D'Argo: You should have seen my father.
Cyntrina: My father wasn't scary. My mother says when loved ones die, we must remember them forever.
D'Argo: Well, your mother is right.
Cyntrina: Do you think when I'm dead - someone will remember me?
D'Argo: You know what? I know a secret - that will guarantee it. Make your mark. (He unsheathes a small knife and gives it to her.) Carve it into the stone. That way, in the future, anyone that reads it will think of Cyntrina. (Awwwwww.)

(During the heat of battle...)
John: Two guns, Aeryn! We only have two guns!
Aeryn: Well, make it look like more!
John: How?
Aeryn: Well, keep firing, running forwards and backwards, and pretend you're an army!
John: (sarcastic) Oh, yeah! That's gonna work! (LOL!)

John: I screwed up.
Aeryn: You - We - did what we could.
John: Why would they do that? What's the point?

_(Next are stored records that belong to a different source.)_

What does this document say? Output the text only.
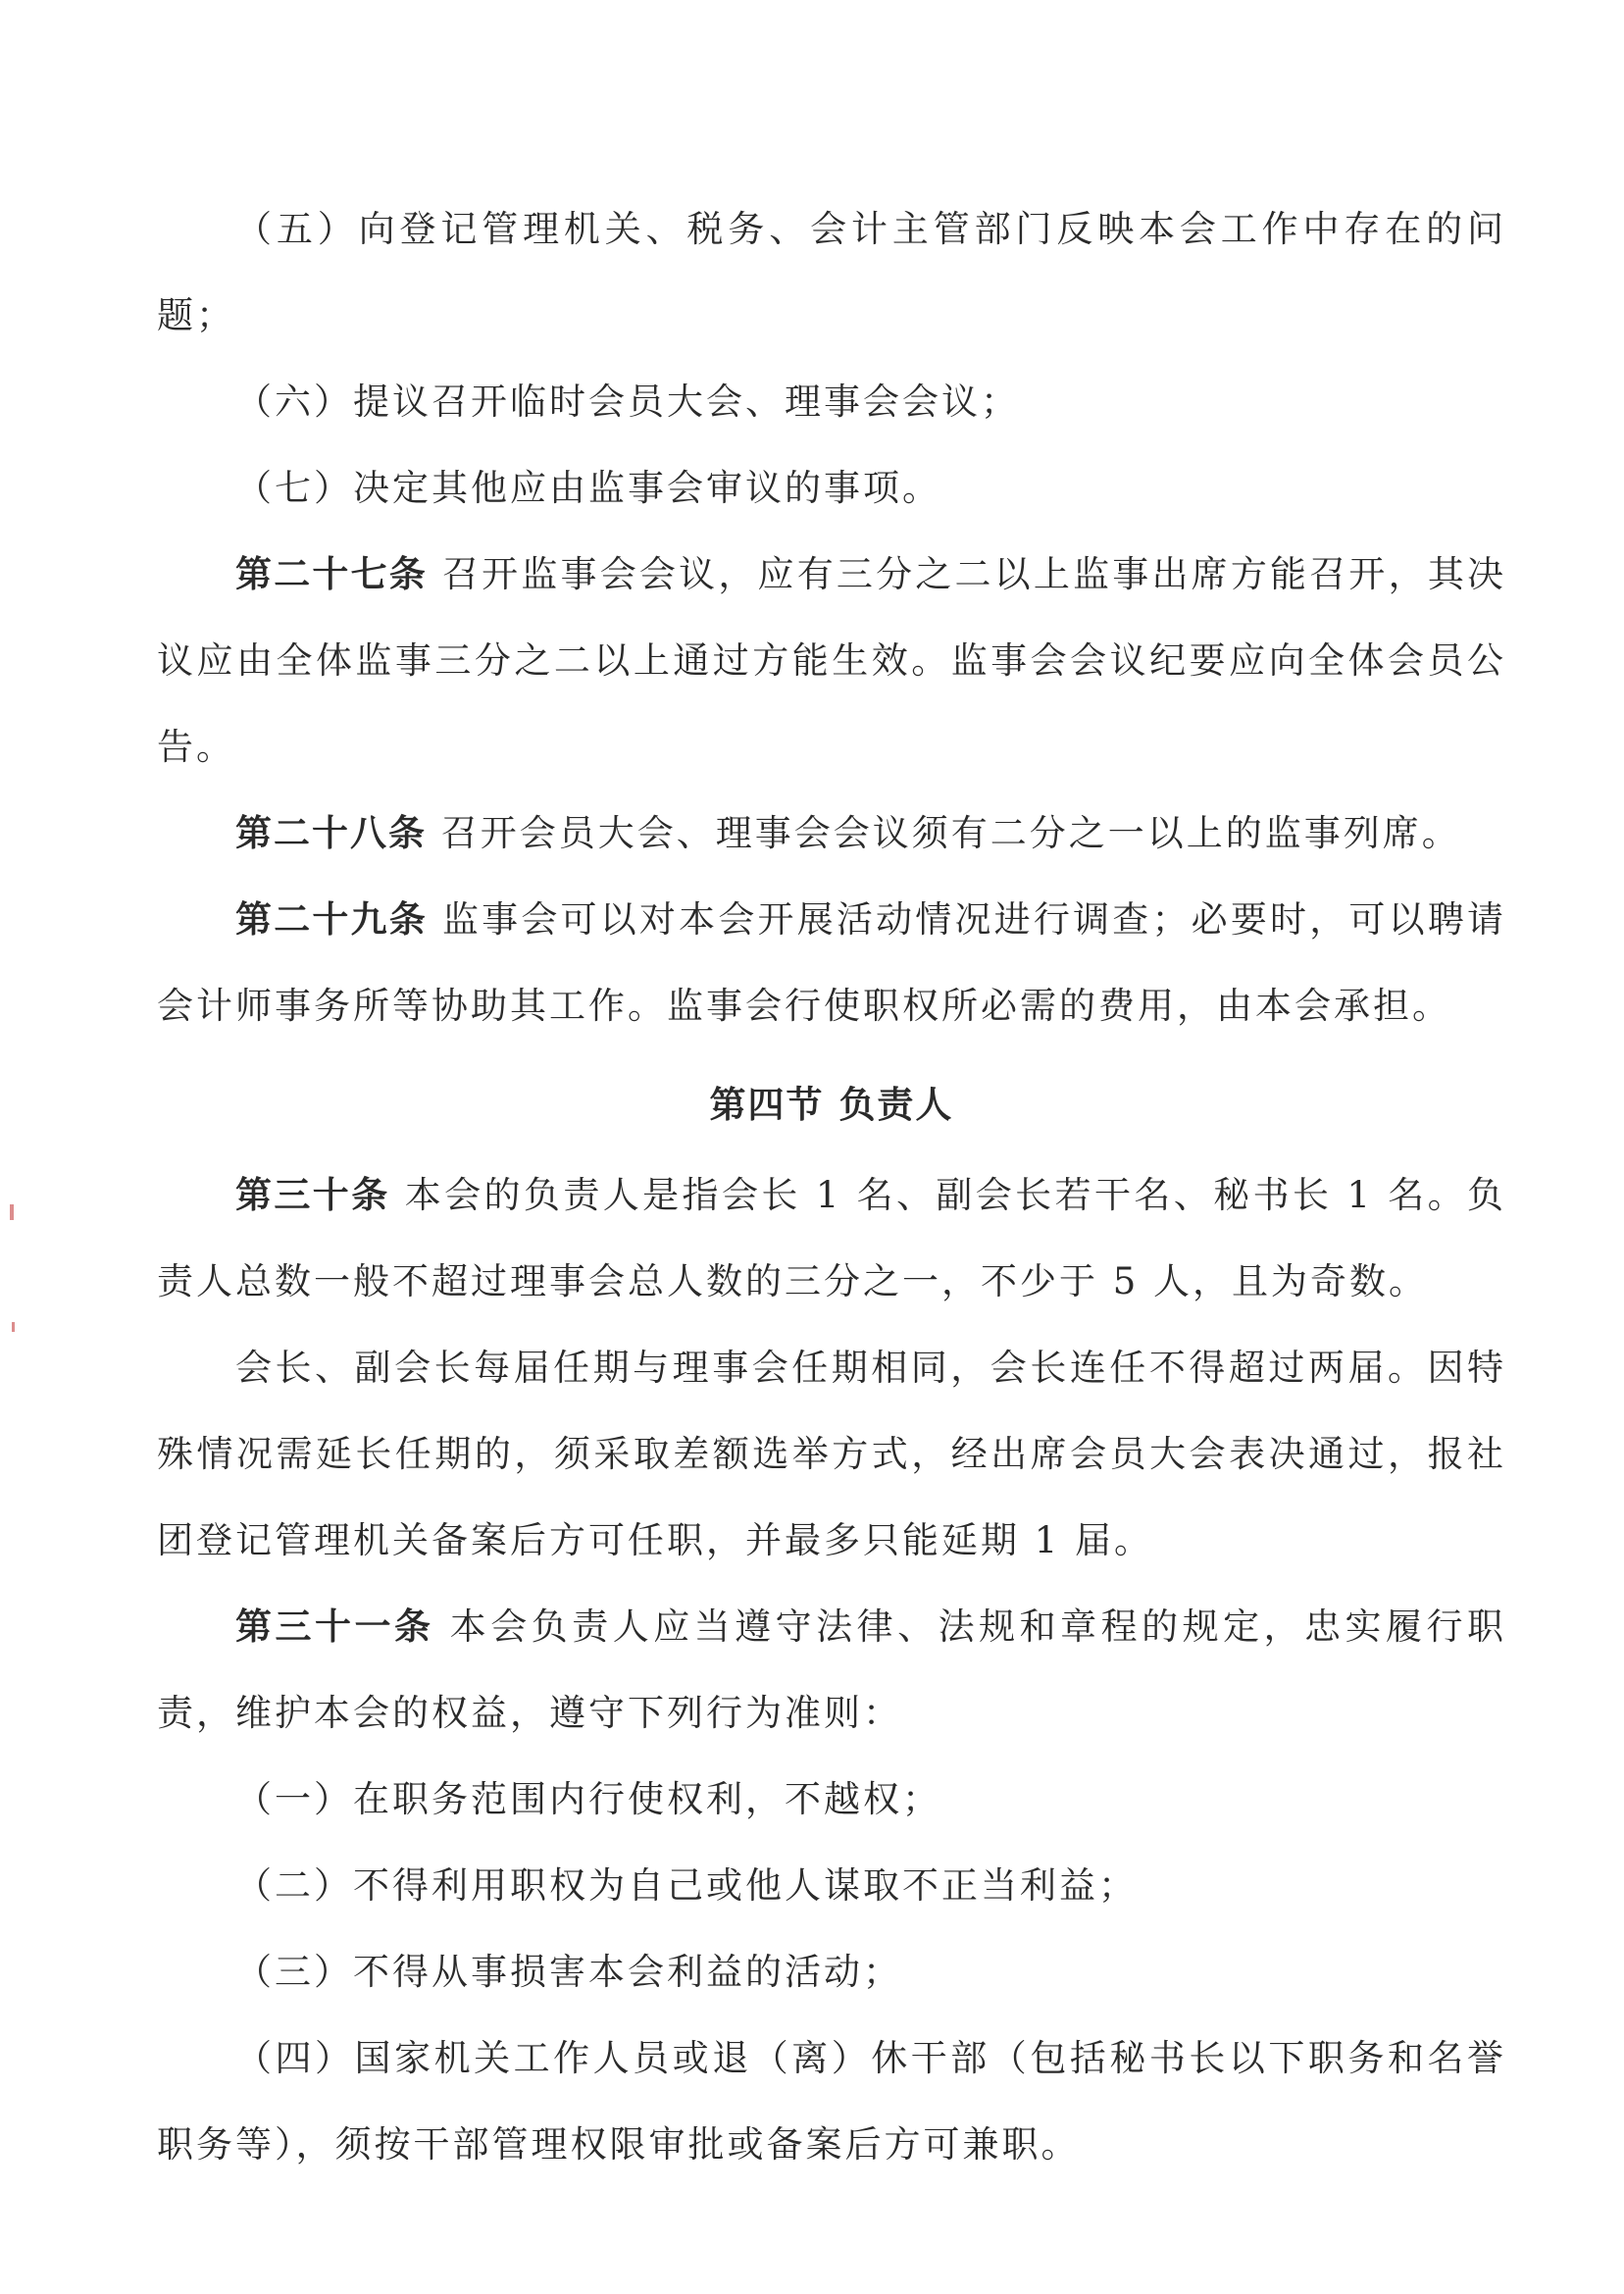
（五）向登记管理机关、税务、会计主管部门反映本会工作中存在的问题；

（六）提议召开临时会员大会、理事会会议；

（七）决定其他应由监事会审议的事项。

第二十七条 召开监事会会议，应有三分之二以上监事出席方能召开，其决议应由全体监事三分之二以上通过方能生效。监事会会议纪要应向全体会员公告。

第二十八条 召开会员大会、理事会会议须有二分之一以上的监事列席。

第二十九条 监事会可以对本会开展活动情况进行调查；必要时，可以聘请会计师事务所等协助其工作。监事会行使职权所必需的费用，由本会承担。

第四节 负责人

第三十条 本会的负责人是指会长 1 名、副会长若干名、秘书长 1 名。负责人总数一般不超过理事会总人数的三分之一，不少于 5 人，且为奇数。

会长、副会长每届任期与理事会任期相同，会长连任不得超过两届。因特殊情况需延长任期的，须采取差额选举方式，经出席会员大会表决通过，报社团登记管理机关备案后方可任职，并最多只能延期 1 届。

第三十一条 本会负责人应当遵守法律、法规和章程的规定，忠实履行职责，维护本会的权益，遵守下列行为准则：

（一）在职务范围内行使权利，不越权；

（二）不得利用职权为自己或他人谋取不正当利益；

（三）不得从事损害本会利益的活动；

（四）国家机关工作人员或退（离）休干部（包括秘书长以下职务和名誉职务等），须按干部管理权限审批或备案后方可兼职。
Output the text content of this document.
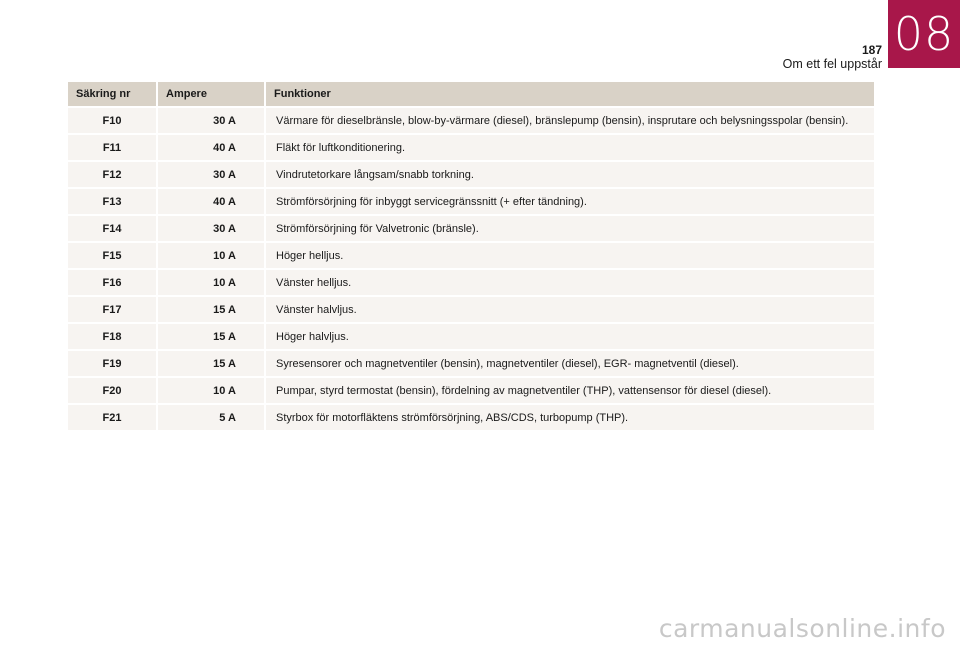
08
187
Om ett fel uppstår
Säkring nr	Ampere	Funktioner
F10	30 A	Värmare för dieselbränsle, blow-by-värmare (diesel), bränslepump (bensin), insprutare och belysningsspolar (bensin).
F11	40 A	Fläkt för luftkonditionering.
F12	30 A	Vindrutetorkare långsam/snabb torkning.
F13	40 A	Strömförsörjning för inbyggt servicegränssnitt (+ efter tändning).
F14	30 A	Strömförsörjning för Valvetronic (bränsle).
F15	10 A	Höger helljus.
F16	10 A	Vänster helljus.
F17	15 A	Vänster halvljus.
F18	15 A	Höger halvljus.
F19	15 A	Syresensorer och magnetventiler (bensin), magnetventiler (diesel), EGR- magnetventil (diesel).
F20	10 A	Pumpar, styrd termostat (bensin), fördelning av magnetventiler (THP), vattensensor för diesel (diesel).
F21	5 A	Styrbox för motorfläktens strömförsörjning, ABS/CDS, turbopump (THP).
carmanualsonline.info
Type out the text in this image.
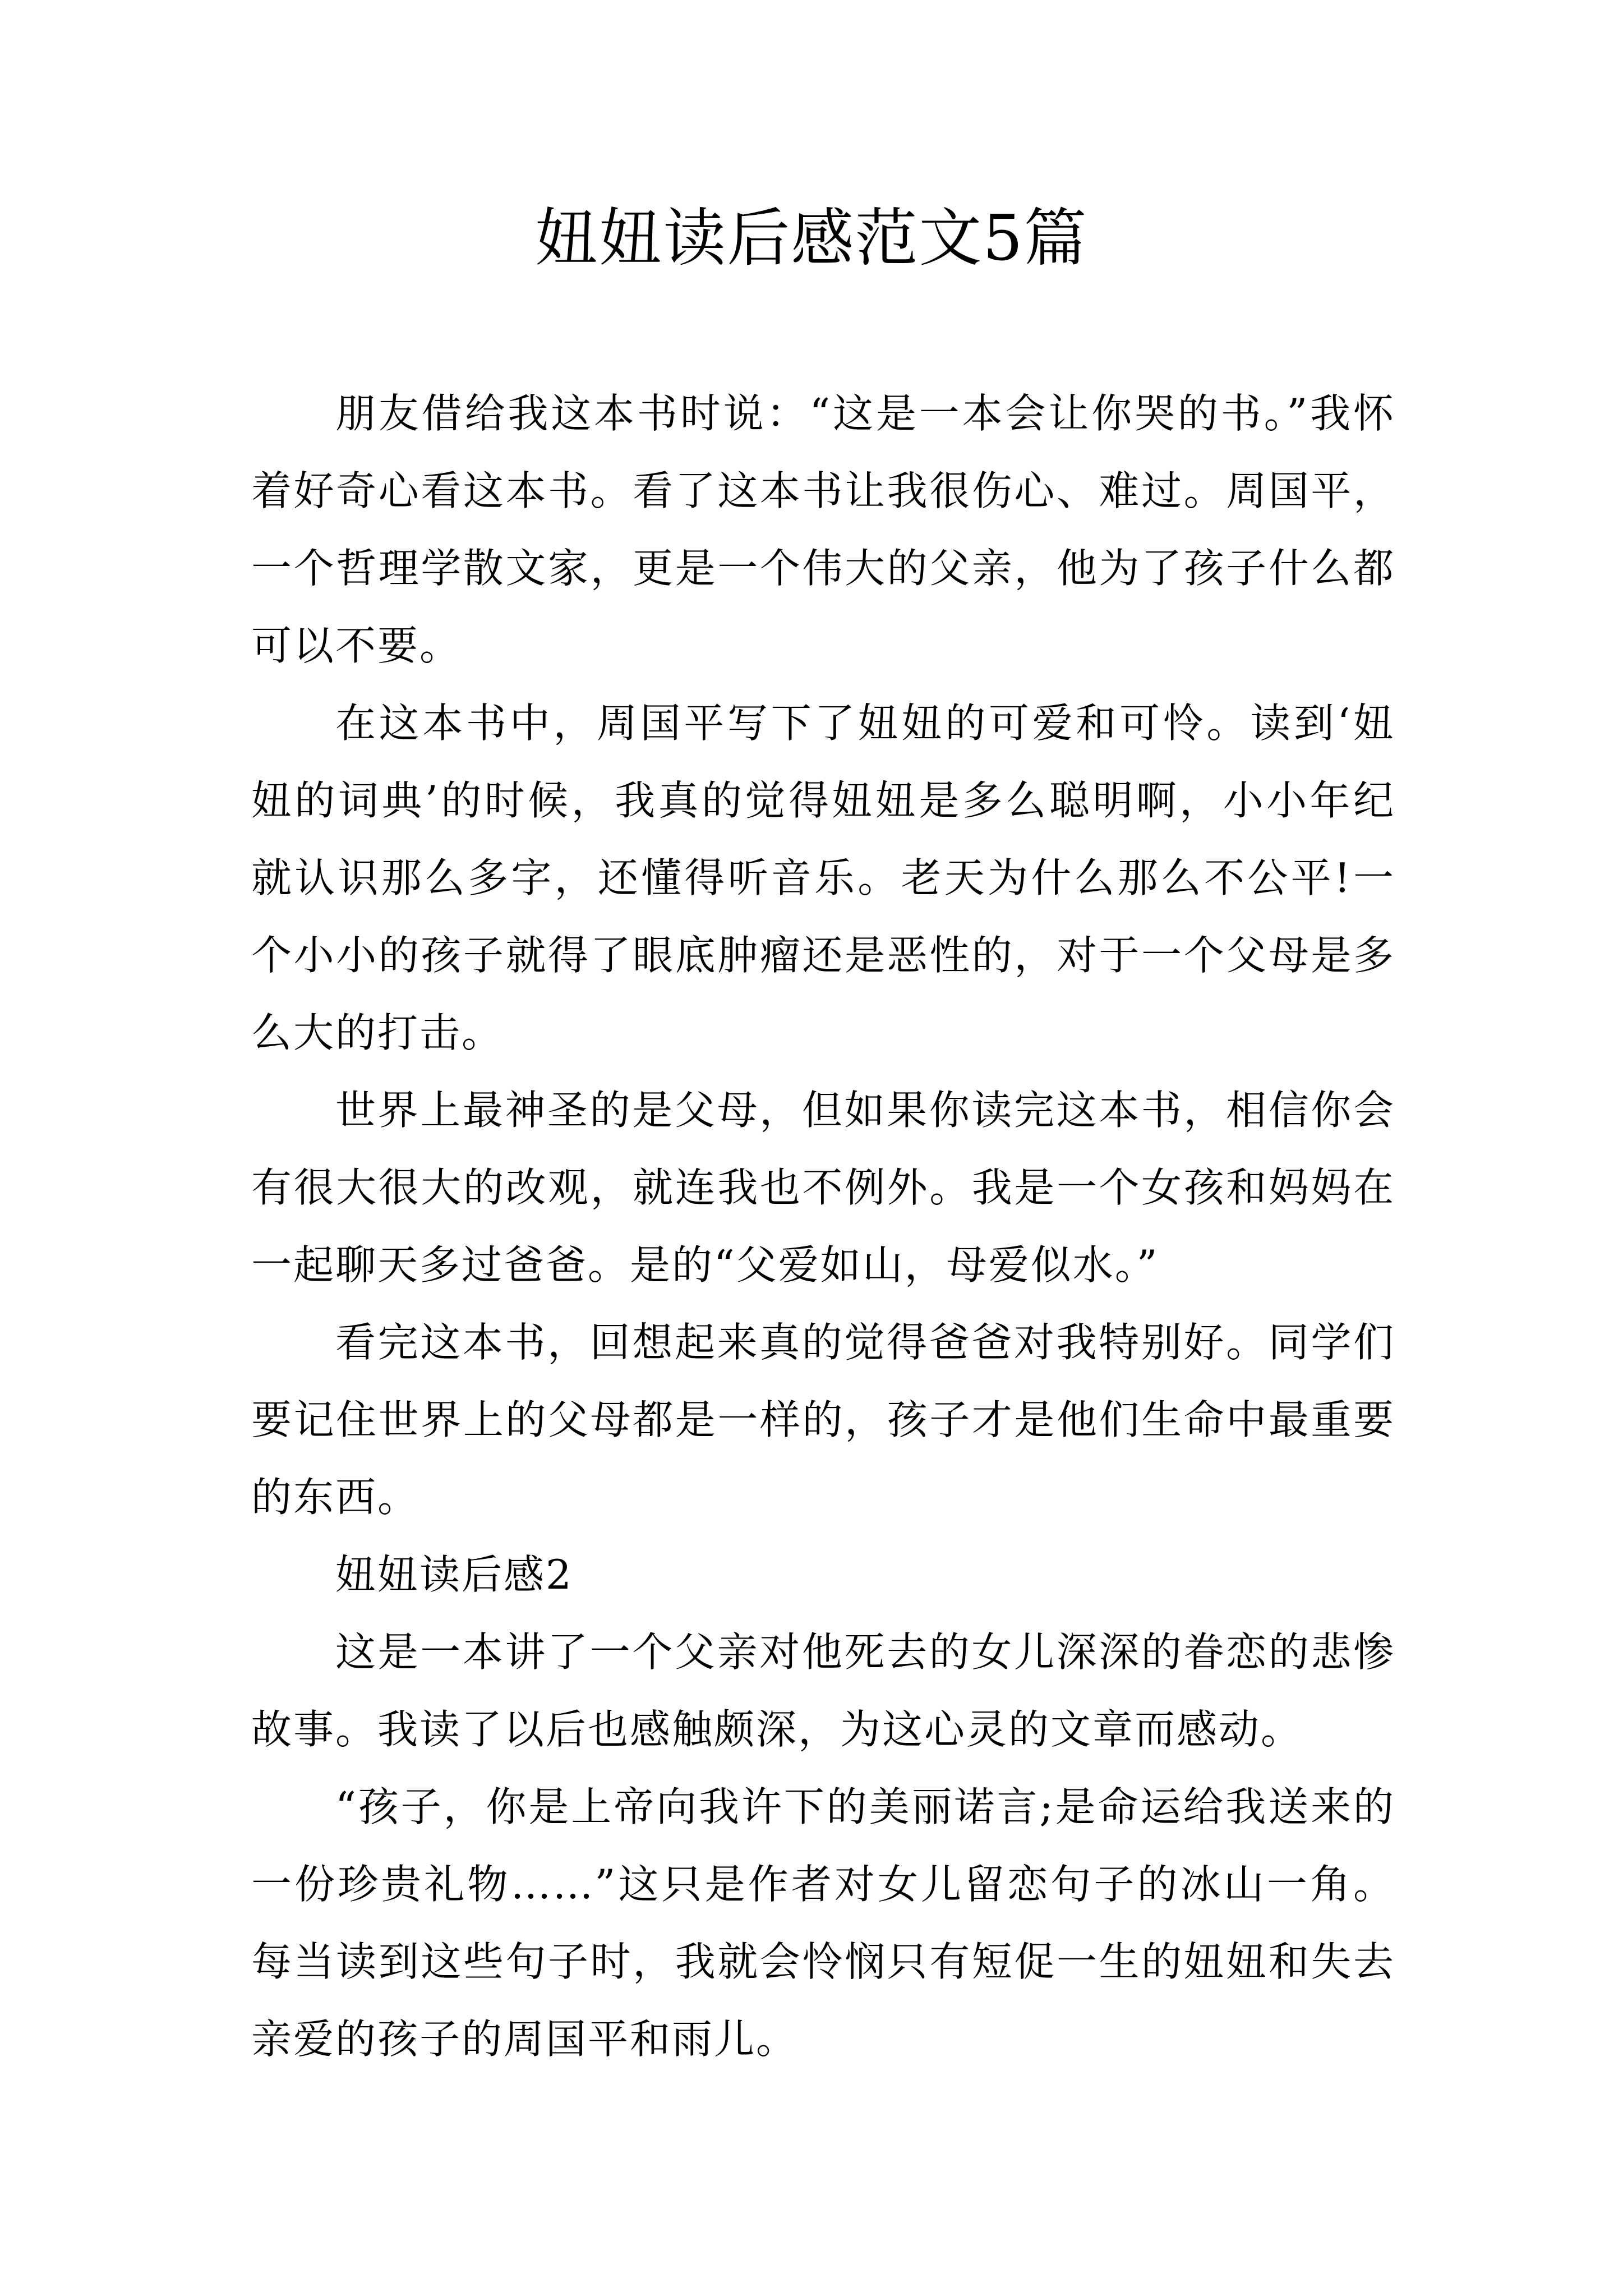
妞妞读后感范文5篇

朋友借给我这本书时说：“这是一本会让你哭的书。”我怀着好奇心看这本书。看了这本书让我很伤心、难过。周国平，一个哲理学散文家，更是一个伟大的父亲，他为了孩子什么都可以不要。

在这本书中，周国平写下了妞妞的可爱和可怜。读到‘妞妞的词典’的时候，我真的觉得妞妞是多么聪明啊，小小年纪就认识那么多字，还懂得听音乐。老天为什么那么不公平!一个小小的孩子就得了眼底肿瘤还是恶性的，对于一个父母是多么大的打击。

世界上最神圣的是父母，但如果你读完这本书，相信你会有很大很大的改观，就连我也不例外。我是一个女孩和妈妈在一起聊天多过爸爸。是的“父爱如山，母爱似水。”

看完这本书，回想起来真的觉得爸爸对我特别好。同学们要记住世界上的父母都是一样的，孩子才是他们生命中最重要的东西。

妞妞读后感2

这是一本讲了一个父亲对他死去的女儿深深的眷恋的悲惨故事。我读了以后也感触颇深，为这心灵的文章而感动。

“孩子，你是上帝向我许下的美丽诺言;是命运给我送来的一份珍贵礼物……”这只是作者对女儿留恋句子的冰山一角。每当读到这些句子时，我就会怜悯只有短促一生的妞妞和失去亲爱的孩子的周国平和雨儿。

Aeryn: There probably was no point. (John looks sorrowfully down at the visor and the scene segues, through its electronic eye, to the changed history of the planet.)
Kelsa: I-I know nothing! They-they just left. I don't know where they are!
Lennok: NO ONE COULD HAVE GOTTEN PAST MY FORCES! TELL ME WHERE THEY ARE! I can't control the Horde unless -
Kelsa: Crichton said that - that they planned to escape from the cliffs but --
Lennok: (cutting her off as his soldiers yell their fury behind him) Too many Veneks have died here! THE BLOOD LUST IS ON THEM! I need to give the Horde something. WHERE ARE THE PULSE WEAPONS THEY FIRED ON US?
Kelsa: Crichton took them! Please! Please! I don't know where they've gone! I don't know! (Lennok's armored soldiers are restless and jostle closer as he tries to hold them back.)
Kelsa: I don't know! I don't know! (She screams.) CRICHTON! (Her screams seem to inflame the Venek soldiers, and they push forward. Cyntrina and the other nurses begin to scream with terror as well.)
Lennok: NO! NOT YET!
(But, alas, the Jocacean nurses are slaughtered, and it's all because of John and the others. What a great ending.)